India's largest real estate company, DLF Ltd, may offload its stake in the Nagpur Information Technology Special Economic Zone (IT SEZ) after September, in the second round of raising funds from non-core asset sales to cut debt.
In the March quarter analysts' presentation, the company had said it was targeting to raise a total of Rs 10,000 crore (Rs 100 billion) from non-core asset sales in the medium term.
The divestment would help the company cut its debt that stood at Rs 22,725 crore (Rs 227.25 billion) at the end of the last financial year.
Although the company had planned big-ticket divestments -- mainly to sell Aman Hotels and Resorts, NTC Mills in Mumbai and the wind energy business -- in 2011-12, it failed to conclude the deals in that timeframe.
DLF has now set September 2012 as the new target date for completing these deals. In the analysts' presentation, the company had said after completing the big ticket sales by September, it would strategise for the next round of asset divestment.

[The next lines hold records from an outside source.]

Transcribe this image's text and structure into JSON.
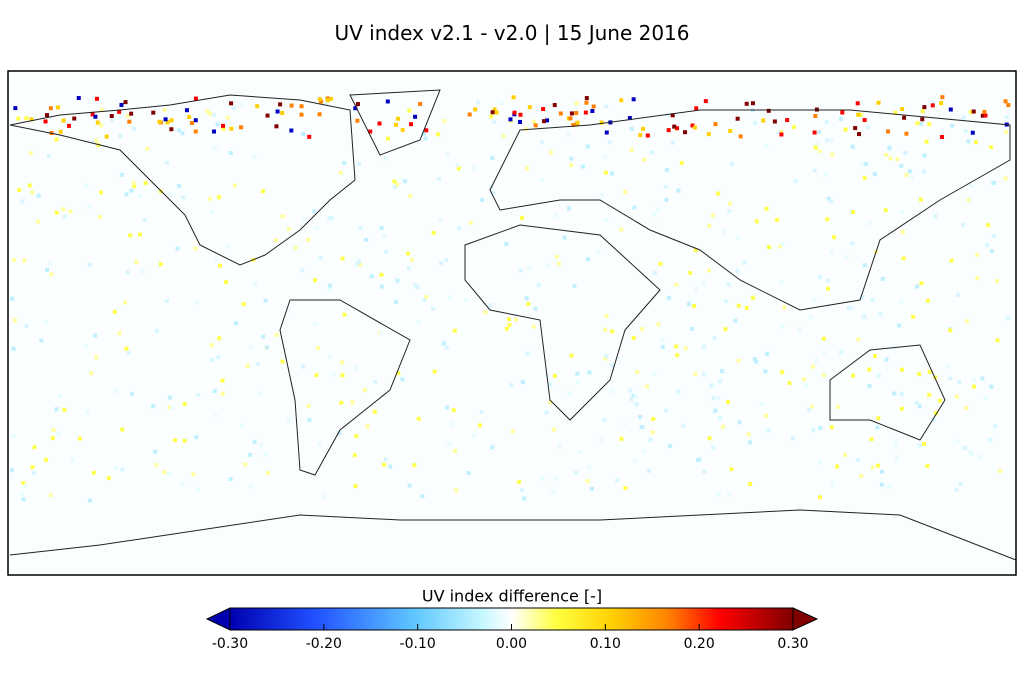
{
  "title": "UV index v2.1 - v2.0  |  15 June 2016",
  "colorbar": {
    "label": "UV index difference  [-]",
    "lim": [
      -0.3,
      0.3
    ],
    "ticks": [
      {
        "value": -0.3,
        "label": "-0.30"
      },
      {
        "value": -0.2,
        "label": "-0.20"
      },
      {
        "value": -0.1,
        "label": "-0.10"
      },
      {
        "value": 0,
        "label": "0.00"
      },
      {
        "value": 0.1,
        "label": "0.10"
      },
      {
        "value": 0.2,
        "label": "0.20"
      },
      {
        "value": 0.3,
        "label": "0.30"
      }
    ]
  }
}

Sources said the company would exit the Nagpur IT SEZ in the second round of asset sale.
DLF launched the 140-acre IT SEZ at the Multi-modal International Hub Airport at Nagpur, Maharashtra, in 2007.
The company planned to invest nearly Rs 1,000 crore (Rs 10 billion) in the project, but the construction work halted in 2009 as the sector was hit by the global economic crisis.
SEZs have not turned out to be attractive for developers, and they are now exiting such projects.
In December 2011, DLF, along with its joint venture partner, had sold its entire stake in DLF Ackruti Info Parks, Pune, to private equity major Blackstone for Rs 810 crore (Rs 8.1 billion).
Besides the Nagpur IT SEZ, DLF is also likely to put on the block land parcels in Gurgaon and New Gurgaon, which do not fit in the long term strategy of the company, sources said.
The company is expected to conduct a mid-term review on non-core asset sale after September.
DLF raised Rs 1,774 crore (Rs 17.74 billion) in 2011-12 through divestments of non-core assets, including plots and IT SEZ parks.
The divestments proceeds have touched Rs 4,844 crore (Rs 48.44 billion) so far.
The company, however, refused to comment on the second round of non-core asset sale at this point of time, saying it would be decided only after the big ticket sales were concluded by September.
NTC land sale in Mumbai is expected to help the company raise RsĀ 2,900 crore (Rs 29 billion), but the deal is stuck due to valuation issues.
DLF wants to sell the land as it does not feel it is feasible to do a project in Mumbai as the company is based in Gurgaon.
Analysts pointed out that the company might find it tough to meet the September target for Aman hotel sale due to valuation issues.
Aman hotel has been on the block since May 2011.